Le soleil corse, les odeurs d'Italie, d'huile d'olive et de thym, le son du sable, le roulement des r, le vent chaud de la mer. La chemise de Raimondo, son chapeau sous les rayons de l'aube, ses cheveux humides à la base du cou. Les espadrilles entassées dans l'entrée, les bruits de vaisselle. Le tintement des verres le soir et la douceur des nuits. Terminés. Aujourd'hui Paris. Le gris, les taxis, les cours de droit. Le froid et l'éloignement qui s'installent. Shakespeare voyait "l'hiver de notre déplaisir changé en glorieux été". Chemin inverse. Du soleil à l'ombre. C'est fin décembre maintenant. Les distances entre l'appartement de Raimondo et le mien. Le métro. Les heures dans les livres pour ne plus y penser. Ne plus penser du tout. Ne plus me souvenir. La mémoire tombant dès l'éveil, les matins sans oubli. Le moment où le passé revient, obstiné, ancré et encré, ineffaçable. Les traces, les marques, les cicatrices. La bougie qui se consume, puis plus rien qu'une petite tige noircie, racornie, brulée, rabougrie. Le briquet de luxe de Raimondo, ses clés de voiture qui traînaient sur les meubles en noyer.
La carte Gold sous le plancher.
Et le son assourdissant des silences.
Comment le silence peut-il blesser ? Il n'est qu'un silence. Une absence de parole. Des mots non prononcés. Quelle importance. Je vis dans la torpeur maintenant. En mode automatique. Un grand froid à l'intérieur. Enterrée par du silence. Autour de moi ne reste que du soupir. Du souffle muet qui m'enveloppe. Je suis devenue une omission. Je m'oublie dans mes livres. Tous ceux que je possède y passent. Kessel, Camus, des traités de journalisme, une biographie de Napoléon qu'Angelo m'avait offerte, Char, Desnos, Pessoa, Barrès, Péguy. Je m'abreuve d'un flot de mots pour ne plus avoir envie de tout arrêter. Les policiers de Susan Hill qu'Angelo m'avait fait découvrir. Les P. D. James et Thomas Hardy et les sœurs Brontë. Les romans victoriens. Victor Hugo et son homme qui rit, tristement. Une méthodologie juridique, une déontologie du journaliste. Un traité sur les droits de l'Homme, la liberté de manifester en deux volumes.

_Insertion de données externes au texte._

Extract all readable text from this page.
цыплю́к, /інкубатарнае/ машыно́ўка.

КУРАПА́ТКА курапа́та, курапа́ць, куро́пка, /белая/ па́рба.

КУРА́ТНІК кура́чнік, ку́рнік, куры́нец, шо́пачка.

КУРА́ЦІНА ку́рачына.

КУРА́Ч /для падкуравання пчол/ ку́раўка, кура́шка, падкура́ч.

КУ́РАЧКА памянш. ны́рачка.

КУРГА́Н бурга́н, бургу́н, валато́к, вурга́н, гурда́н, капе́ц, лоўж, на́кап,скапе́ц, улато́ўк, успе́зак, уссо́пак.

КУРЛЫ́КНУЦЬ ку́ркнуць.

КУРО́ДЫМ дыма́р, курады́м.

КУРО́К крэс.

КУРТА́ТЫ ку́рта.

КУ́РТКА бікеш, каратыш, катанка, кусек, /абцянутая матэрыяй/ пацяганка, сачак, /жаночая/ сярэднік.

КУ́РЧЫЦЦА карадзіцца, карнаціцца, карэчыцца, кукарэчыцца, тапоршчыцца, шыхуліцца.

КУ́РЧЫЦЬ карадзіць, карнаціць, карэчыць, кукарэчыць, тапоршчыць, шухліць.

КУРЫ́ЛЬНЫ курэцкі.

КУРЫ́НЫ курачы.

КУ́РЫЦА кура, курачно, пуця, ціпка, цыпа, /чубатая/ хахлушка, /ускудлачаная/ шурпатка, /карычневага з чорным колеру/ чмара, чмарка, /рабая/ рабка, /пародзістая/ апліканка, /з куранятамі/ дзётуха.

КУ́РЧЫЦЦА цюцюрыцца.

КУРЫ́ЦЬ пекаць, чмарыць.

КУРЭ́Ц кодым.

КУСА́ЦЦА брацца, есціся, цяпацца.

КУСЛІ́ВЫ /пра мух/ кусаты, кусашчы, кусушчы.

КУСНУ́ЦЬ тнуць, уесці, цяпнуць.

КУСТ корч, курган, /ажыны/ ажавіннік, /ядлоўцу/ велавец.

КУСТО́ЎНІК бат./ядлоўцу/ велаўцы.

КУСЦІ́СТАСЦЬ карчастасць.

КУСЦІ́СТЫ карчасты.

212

Quant au souvenir de Raimondo, je l'enfouis. Cet attachement idiot. Cet aveuglement stérile. Je n'aime pas un homme, j'aime une illusion. Une image fabriquée par moi de toutes pièces. Pour combler un vide hérité d'on ne sait où. Parce que j'en avais besoin sans doute. Je n'aime pas un homme, j'aime un secret. Quelqu'un qui ne parle jamais, ne révèle pas son être profond. Garde les lèvres closes comme un coffre bancaire. Je n'aime pas un homme, j'aime un fantasme. J'aime l'idée qu'il m'aime. C'est tout.
Je ne sors que si j'y suis obligée. Confinée volontaire. Le weekend je reste en jogging bleu marine. Ma cape noire à capuche par-dessus. Celle qu'Angelo appelait la cape de chauve-souris. "Attention, ne t'envole pas par la fenêtre, tu auras une drôle de surprise". Je ne me lève que pour me faire cuire des œufs et moudre du café. Seule l'odeur du café me réconforte. Le café on en boit à toutes les époques de sa vie, il ne fait donc remonter aucun souvenir particulier. Il est de tous les souvenirs.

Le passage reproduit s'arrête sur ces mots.